9. Import Records from Files

You can use the Conscia Webservice API to import Records from a file in a Bucket into a DX Graph Collection.

To use the Conscia Webservice API to import Records from a file in a Bucket into a DX Graph Collection, in the following curl command, replace:

  • {upload-bucket-code}: The code of the Bucket that contains the file(s).
  • {skipped-bucket-code}: The code of the Bucket to store data skipped during import.
  • {processed-bucket-code}: The code of the Bucket to store processed data.
  • {invalid-bucket-code}: The code of the Bucket to store invalid data.
  • {filename} - Import records from files with matching names.
  • {key-field} - Identifier for unique key Field in Collection.
curl -K ~/bin/.dxcurlrc -X POST $DXG_BASE/buckets/{upload_bucket-code}/files/_import -H 'Content-Type: application/json' -d '
{"skippedBucketCode": "{skipped-bucket-code}",
"processedBucketCode": "{processed-bucket-code}",
"invalidBucketCode": "{invalid-bucket-code}",
"filenamePattern": "{filename}", "skipInvalidRecords": false,
"recordIdentifierField": "{key-field}",
"collectionCode": "{collection-code}",
"parseOptions": {"format": "DELIMITED","delimiter": ",","quoteChar": "\"","escapeChar": "\"" }}'

10. Update Navigation

To define the DX Graph UI navigation, replace {title}, {label}, and {collection-code}, and add any additional collections. For more options, see:

curl -K ~/bin/.dxcurlrc -X PUT $DXG_BASE/applications/dx-graph/pages/source/_configureLeftNav -H 'Content-Type: application/json' -d '{
"navigationConfiguration": [
{
"title": "{title}",
"ordinal": 1,
"active": true,
"actions": [
//TODO: additional collections
{
"label": "{label}",
"dataRepositoryCode": "content-master",
"dataCollectionCode": "{collection-code}"
}
]
}
]
}'

For the Source view in the tutorial:

curl -K ~/bin/.dxcurlrc -X PUT $DXG_BASE/applications/dx-graph/pages/source/_configureLeftNav -H 'Content-Type: application/json' -d '{
"navigationConfiguration": [
{
"title": "Individuals and Companies",
"ordinal": 1,
"active": true,
"actions": [
{
"label": "Individuals",
"dataRepositoryCode": "content-master",
"dataCollectionCode": "individuals"
},
{
"label": "Companies",
"dataRepositoryCode": "content-master",
"dataCollectionCode": "companies"
}
]
}
]
}'

And for Master view:

curl -K ~/bin/.dxcurlrc -X PUT $DXG_BASE/applications/dx-graph/pages/master/_configureLeftNav -H 'Content-Type: application/json' -d '{
"navigationConfiguration": [
{
"title": "Individuals and Companies",
"ordinal": 1,
"active": true,
"actions": [
{
"label": "Individuals",
"dataRepositoryCode": "content-master",
"dataCollectionCode": "individuals"
}
]
}
]
}'

11. Export Collection

You can use the DX Graph user interface to export a Collection.

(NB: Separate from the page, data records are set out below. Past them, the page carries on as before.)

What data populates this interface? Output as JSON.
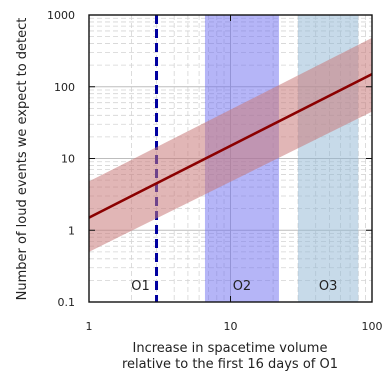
{
  "chart_data": {
    "type": "line",
    "title": "",
    "xlabel_line1": "Increase in spacetime volume",
    "xlabel_line2": "relative to the first 16 days of O1",
    "ylabel": "Number of loud events we expect to detect",
    "x_scale": "log",
    "y_scale": "log",
    "xlim": [
      1,
      100
    ],
    "ylim": [
      0.1,
      1000
    ],
    "x_ticks": [
      {
        "value": 1,
        "label": "1"
      },
      {
        "value": 10,
        "label": "10"
      },
      {
        "value": 100,
        "label": "100"
      }
    ],
    "y_ticks": [
      {
        "value": 0.1,
        "label": "0.1"
      },
      {
        "value": 1,
        "label": "1"
      },
      {
        "value": 10,
        "label": "10"
      },
      {
        "value": 100,
        "label": "100"
      },
      {
        "value": 1000,
        "label": "1000"
      }
    ],
    "grid": true,
    "series": [
      {
        "x": [
          1,
          100
        ],
        "y": [
          1.5,
          150
        ],
        "y_lower": [
          0.5,
          45
        ],
        "y_upper": [
          4.8,
          480
        ],
        "color": "#8b0000",
        "band_color": "#c97a7a"
      }
    ],
    "regions": [
      {
        "label": "O1",
        "type": "line",
        "x": 3,
        "color": "#0000a0"
      },
      {
        "label": "O2",
        "type": "span",
        "x_range": [
          6.6,
          22
        ],
        "color": "#6b6bf0"
      },
      {
        "label": "O3",
        "type": "span",
        "x_range": [
          30,
          80
        ],
        "color": "#8fb5d3"
      }
    ]
  }
}
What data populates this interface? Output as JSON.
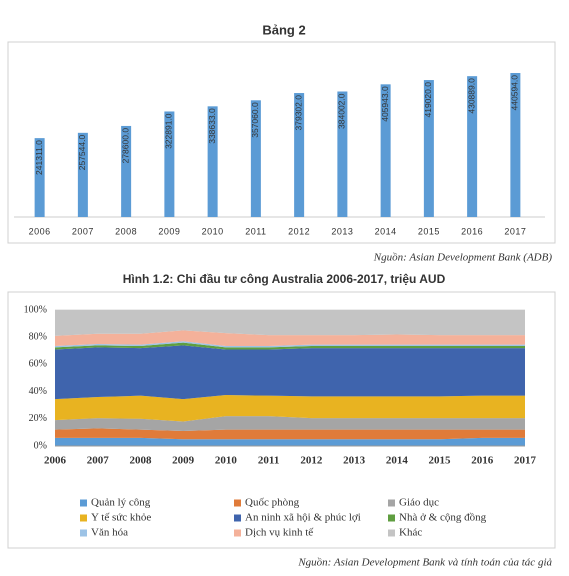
{
  "chart_data": [
    {
      "type": "bar",
      "title": "Bảng 2",
      "categories": [
        "2006",
        "2007",
        "2008",
        "2009",
        "2010",
        "2011",
        "2012",
        "2013",
        "2014",
        "2015",
        "2016",
        "2017"
      ],
      "values": [
        241311,
        257544,
        278600,
        322891,
        338633,
        357060,
        379302,
        384002,
        405943,
        419020,
        430889,
        440594
      ],
      "value_labels": [
        "241311.0",
        "257544.0",
        "278600.0",
        "322891.0",
        "338633.0",
        "357060.0",
        "379302.0",
        "384002.0",
        "405943.0",
        "419020.0",
        "430889.0",
        "440594.0"
      ],
      "color": "#5b9bd5",
      "source": "Nguồn: Asian Development Bank (ADB)"
    },
    {
      "type": "stacked_area",
      "title": "Hình 1.2: Chi đầu tư công Australia 2006-2017, triệu AUD",
      "categories": [
        "2006",
        "2007",
        "2008",
        "2009",
        "2010",
        "2011",
        "2012",
        "2013",
        "2014",
        "2015",
        "2016",
        "2017"
      ],
      "series": [
        {
          "name": "Quản lý công",
          "color": "#5b9bd5",
          "values": [
            6,
            6,
            6,
            5,
            5,
            5,
            5,
            5,
            5,
            5,
            6,
            6
          ]
        },
        {
          "name": "Quốc phòng",
          "color": "#e07b39",
          "values": [
            6,
            7,
            6,
            6,
            7,
            7,
            7,
            7,
            7,
            7,
            6,
            6
          ]
        },
        {
          "name": "Giáo dục",
          "color": "#a5a5a5",
          "values": [
            7,
            7.5,
            8,
            7,
            10,
            10,
            8.5,
            8.5,
            8.5,
            8.5,
            8.5,
            8.5
          ]
        },
        {
          "name": "Y tế sức khỏe",
          "color": "#e8b321",
          "values": [
            15.5,
            15.5,
            17,
            16.5,
            15.5,
            15,
            16,
            16,
            16,
            16,
            16.5,
            16.5
          ]
        },
        {
          "name": "An ninh xã hội & phúc lợi",
          "color": "#3f64ad",
          "values": [
            36.5,
            36.5,
            35,
            39.5,
            33.5,
            34,
            35.5,
            35.5,
            35.5,
            35.5,
            35,
            35
          ]
        },
        {
          "name": "Nhà ở & cộng đồng",
          "color": "#5f9e40",
          "values": [
            1.5,
            1.5,
            1.5,
            2,
            1.5,
            1.5,
            1.5,
            1.5,
            1.5,
            1.5,
            1.5,
            1.5
          ]
        },
        {
          "name": "Văn hóa",
          "color": "#9dc3e6",
          "values": [
            1,
            1,
            1,
            1,
            1,
            1,
            1,
            1,
            1,
            1,
            1,
            1
          ]
        },
        {
          "name": "Dịch vụ kinh tế",
          "color": "#f4b19a",
          "values": [
            7.5,
            7.5,
            8,
            8,
            9.5,
            8,
            7,
            7,
            7.5,
            7,
            7,
            7
          ]
        },
        {
          "name": "Khác",
          "color": "#c4c4c4",
          "values": [
            19,
            17.5,
            17.5,
            15,
            17,
            18.5,
            18.5,
            18.5,
            18,
            18.5,
            18.5,
            18.5
          ]
        }
      ],
      "ylim": [
        0,
        100
      ],
      "yticks": [
        {
          "value": 0,
          "label": "0%"
        },
        {
          "value": 20,
          "label": "20%"
        },
        {
          "value": 40,
          "label": "40%"
        },
        {
          "value": 60,
          "label": "60%"
        },
        {
          "value": 80,
          "label": "80%"
        },
        {
          "value": 100,
          "label": "100%"
        }
      ],
      "grid": true,
      "source": "Nguồn: Asian Development Bank và tính toán của tác giả"
    }
  ]
}
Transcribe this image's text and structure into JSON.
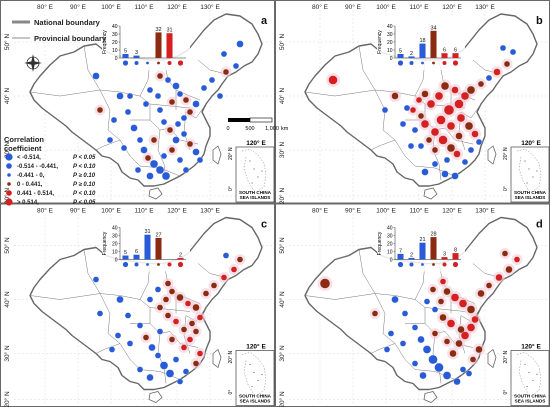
{
  "lon_labels": [
    "80° E",
    "90° E",
    "100° E",
    "110° E",
    "120° E",
    "130° E"
  ],
  "lat_labels": [
    "50° N",
    "40° N",
    "30° N",
    "20° N"
  ],
  "legend": {
    "national": "National boundary",
    "provincial": "Provincial boundary",
    "title_line1": "Correlation",
    "title_line2": "coefficient",
    "rows": [
      {
        "label": "< -0.514,",
        "p": "P < 0.05",
        "color": "#2a5bd7"
      },
      {
        "label": "-0.514 - -0.441,",
        "p": "P < 0.10",
        "color": "#2a5bd7"
      },
      {
        "label": "-0.441 - 0,",
        "p": "P ≥ 0.10",
        "color": "#2a5bd7"
      },
      {
        "label": "0 - 0.441,",
        "p": "P ≥ 0.10",
        "color": "#8b2c12"
      },
      {
        "label": "0.441 - 0.514,",
        "p": "P < 0.10",
        "color": "#d42020"
      },
      {
        "label": "> 0.514,",
        "p": "P < 0.05",
        "color": "#d42020"
      }
    ]
  },
  "scalebar": {
    "labels": [
      "0",
      "500",
      "1,000"
    ],
    "unit": "km"
  },
  "inset": {
    "lon_label": "120° E",
    "lat_top": "20° N",
    "lat_bottom": "0°",
    "name_line1": "SOUTH CHINA",
    "name_line2": "SEA ISLANDS"
  },
  "chart_data": [
    {
      "type": "bar",
      "panel": "a",
      "ylabel": "Frequency",
      "yticks": [
        0,
        10,
        20,
        30,
        40
      ],
      "ylim": [
        0,
        40
      ],
      "values": [
        5,
        3,
        0,
        32,
        31,
        0
      ],
      "labels": [
        "5",
        "3",
        "",
        "32",
        "31",
        ""
      ]
    },
    {
      "type": "bar",
      "panel": "b",
      "ylabel": "Frequency",
      "yticks": [
        0,
        10,
        20,
        30,
        40
      ],
      "ylim": [
        0,
        40
      ],
      "values": [
        5,
        2,
        18,
        34,
        6,
        6
      ],
      "labels": [
        "5",
        "2",
        "18",
        "34",
        "6",
        "6"
      ]
    },
    {
      "type": "bar",
      "panel": "c",
      "ylabel": "Frequency",
      "yticks": [
        0,
        10,
        20,
        30,
        40
      ],
      "ylim": [
        0,
        40
      ],
      "values": [
        5,
        6,
        31,
        27,
        0,
        2
      ],
      "labels": [
        "5",
        "6",
        "31",
        "27",
        "",
        "2"
      ]
    },
    {
      "type": "bar",
      "panel": "d",
      "ylabel": "Frequency",
      "yticks": [
        0,
        10,
        20,
        30,
        40
      ],
      "ylim": [
        0,
        40
      ],
      "values": [
        7,
        2,
        21,
        28,
        3,
        8
      ],
      "labels": [
        "7",
        "2",
        "21",
        "28",
        "3",
        "8"
      ]
    }
  ]
}
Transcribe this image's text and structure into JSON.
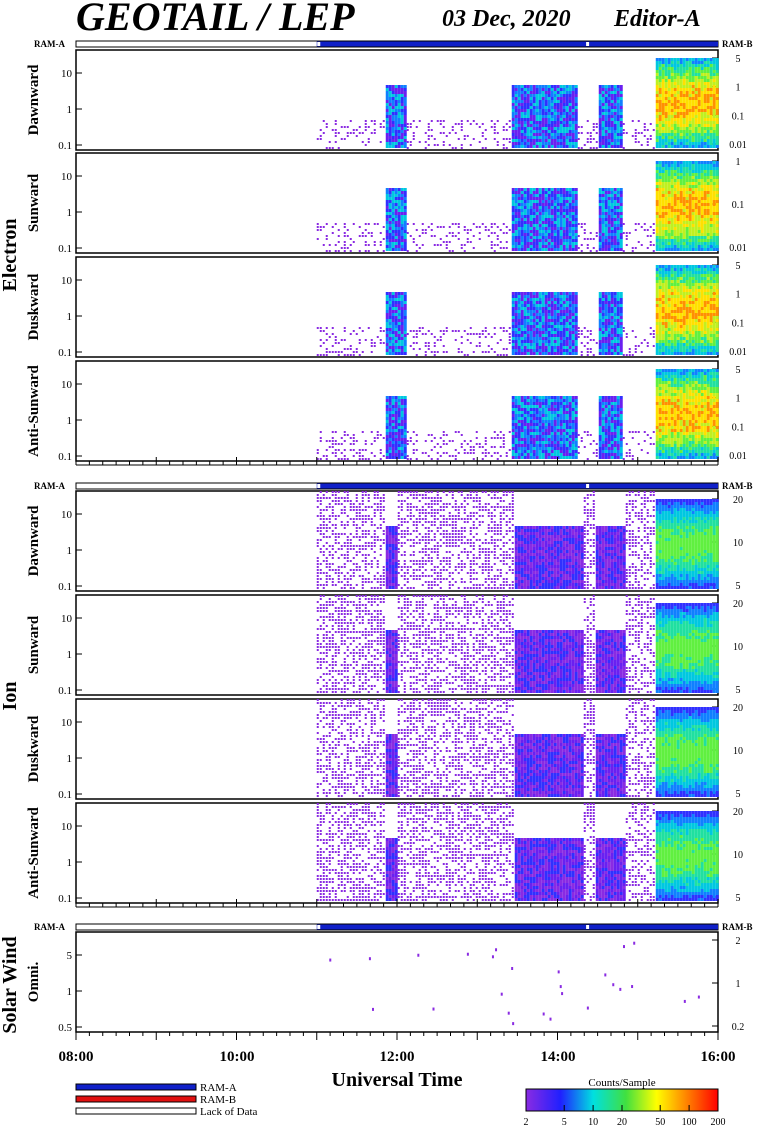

To export a collection, in the DX Graph user interface:

  1. Select the Collection to export.
  2. At the top right, click Email Data Collection.
  3. For Export File format, select the appropriate format, such as Comma Separated Values (csv).
  4. Click Submit. DX Graph emails the exported file to the email address associated with your account.